Scotland is set to abolish the Right to Buy housing scheme by 2017 claiming it can no longer afford to lose social homes.
The policy, where council tenants can buy their own homes at a discounted price, was a key feature of former prime minister Margaret Thatcher’s tenure in the 1980s and has been revived by Chancellor George Osborne.
At the March Budget, Osborne raised Right to Buy discounts for social homes to £100,000 showing a growing divergence between the Scottish and UK Governments on housing policy.
The Scottish Government says up to 15,000 homes will be protected over the next decade and it will safeguard homes for future generations.
Any social housing tenant who still has the right to buy will have a period of three years to exercise it following royal assent of the Housing Bill, expected in Autumn 2014.
Scotland deputy first minister Nicola Sturgeon says: “It is absolutely vital that people can access social housing when they need it most. Social housing is under significant pressure and so too are the budgets that support it.
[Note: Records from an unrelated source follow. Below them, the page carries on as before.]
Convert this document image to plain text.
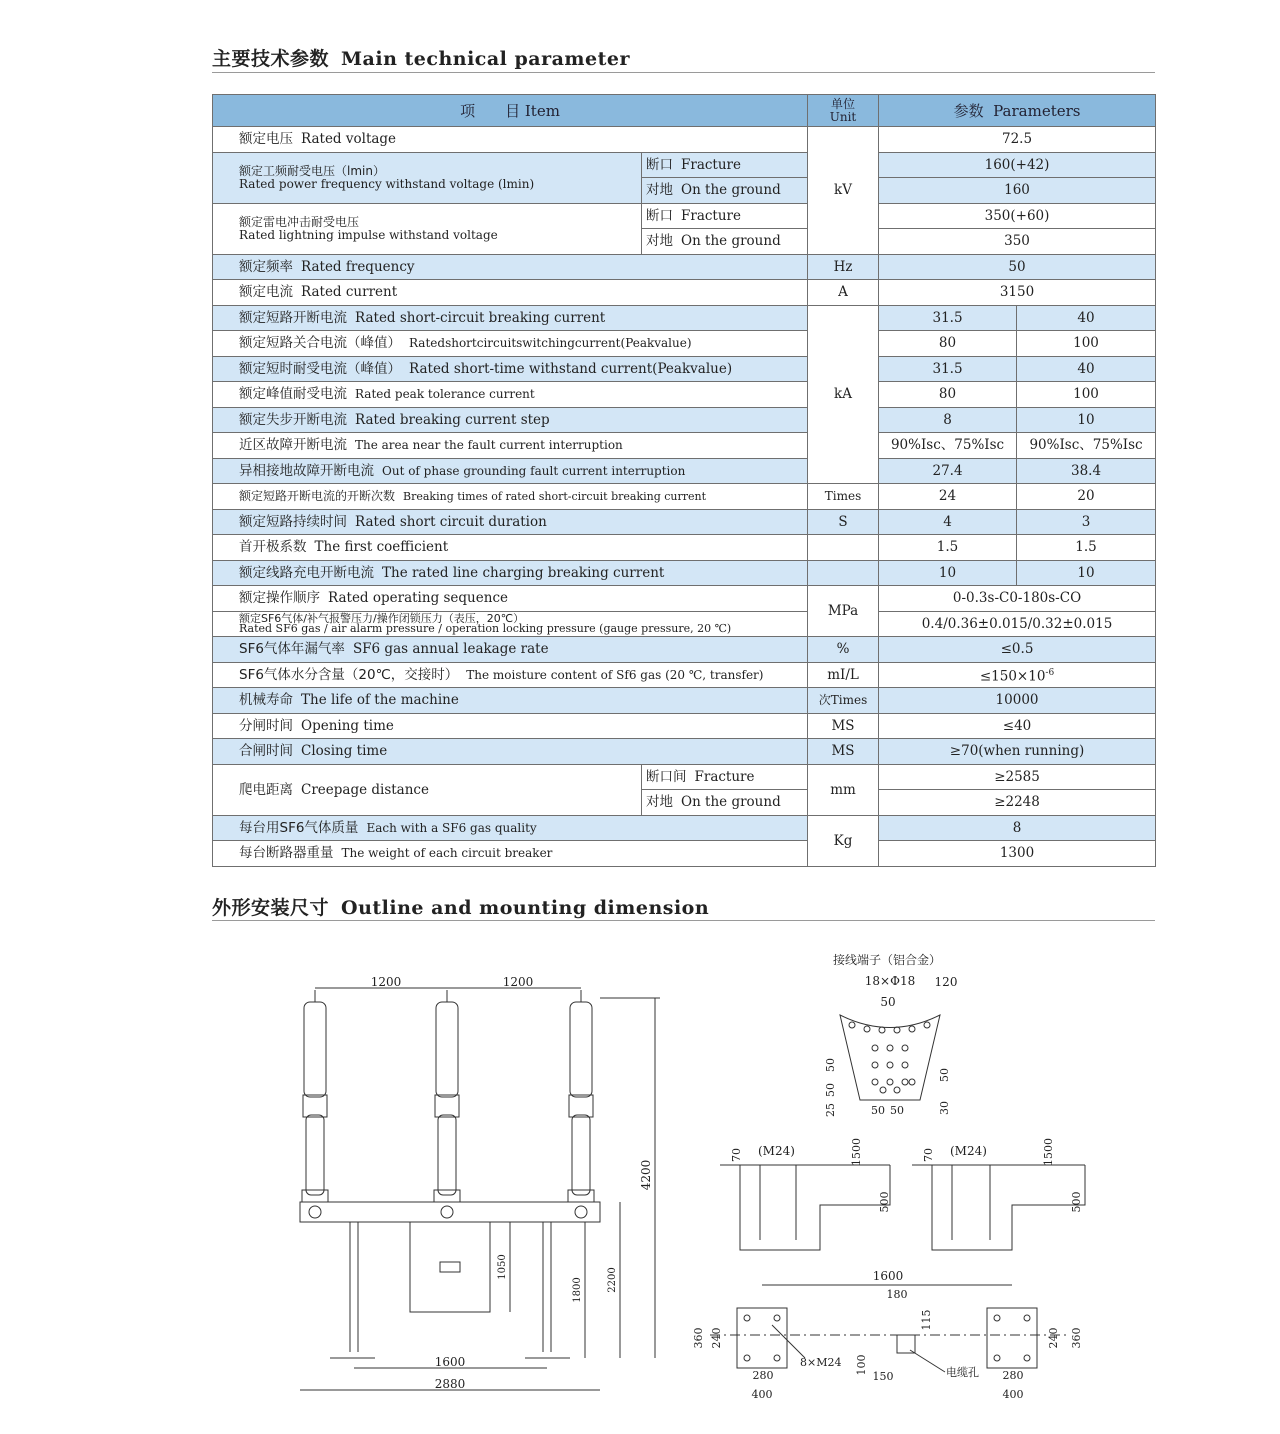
主要技术参数 Main technical parameter
项　　目 Item		单位
Unit	参数 Parameters	
额定电压 Rated voltage		kV	72.5	
额定工频耐受电压（lmin）
Rated power frequency withstand voltage (lmin)	断口 Fracture		160(+42)	
	对地 On the ground		160	
额定雷电冲击耐受电压
Rated lightning impulse withstand voltage	断口 Fracture		350(+60)	
	对地 On the ground		350	
额定频率 Rated frequency		Hz	50	
额定电流 Rated current		A	3150	
额定短路开断电流 Rated short-circuit breaking current		kA	31.5	40
额定短路关合电流（峰值） Ratedshortcircuitswitchingcurrent(Peakvalue)			80	100
额定短时耐受电流（峰值） Rated short-time withstand current(Peakvalue)			31.5	40
额定峰值耐受电流 Rated peak tolerance current			80	100
额定失步开断电流 Rated breaking current step			8	10
近区故障开断电流 The area near the fault current interruption			90%Isc、75%Isc	90%Isc、75%Isc
异相接地故障开断电流 Out of phase grounding fault current interruption			27.4	38.4
额定短路开断电流的开断次数 Breaking times of rated short-circuit breaking current		Times	24	20
额定短路持续时间 Rated short circuit duration		S	4	3
首开极系数 The first coefficient			1.5	1.5
额定线路充电开断电流 The rated line charging breaking current			10	10
额定操作顺序 Rated operating sequence		MPa	0-0.3s-C0-180s-CO	
额定SF6气体/补气报警压力/操作闭锁压力（表压，20℃）
Rated SF6 gas / air alarm pressure / operation locking pressure (gauge pressure, 20 ℃)			0.4/0.36±0.015/0.32±0.015	
SF6气体年漏气率 SF6 gas annual leakage rate		%	≤0.5	
SF6气体水分含量（20℃，交接时） The moisture content of Sf6 gas (20 ℃, transfer)		mI/L	$\le 150\times 10^{-6}$
机械寿命 The life of the machine		次Times	10000	
分闸时间 Opening time		MS	≤40	
合闸时间 Closing time		MS	≥70(when running)	
爬电距离 Creepage distance	断口间 Fracture	mm	≥2585	
	对地 On the ground		≥2248	
每台用SF6气体质量 Each with a SF6 gas quality		Kg	8	
每台断路器重量 The weight of each circuit breaker			1300	
外形安装尺寸 Outline and mounting dimension
1200	1200
4200
2200
1800
1050
1600
2880
接线端子（铝合金）
18×Φ18 120
50
50
50
25
50
30
50 50
(M24)
70	1500
500
(M24)
70	1500
500
1600
180
115
360 240	360
240
280
400
280
400
8×M24 100
150	电缆孔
“The Scottish Government is doing everything possible to maximise our investment in housing and deliver on our target of 30,000 new, affordable homes over the lifetime of this Parliament.
“But, given the pressure on both the housing stock and budgets – and with 400,000 people on waiting lists for social housing – we can no longer afford to see badly needed homes lost to the social sector.”
Shelter Scotland welcomed the move claiming it is an “outdated” policy and has no place on Scotland’s housing landscape.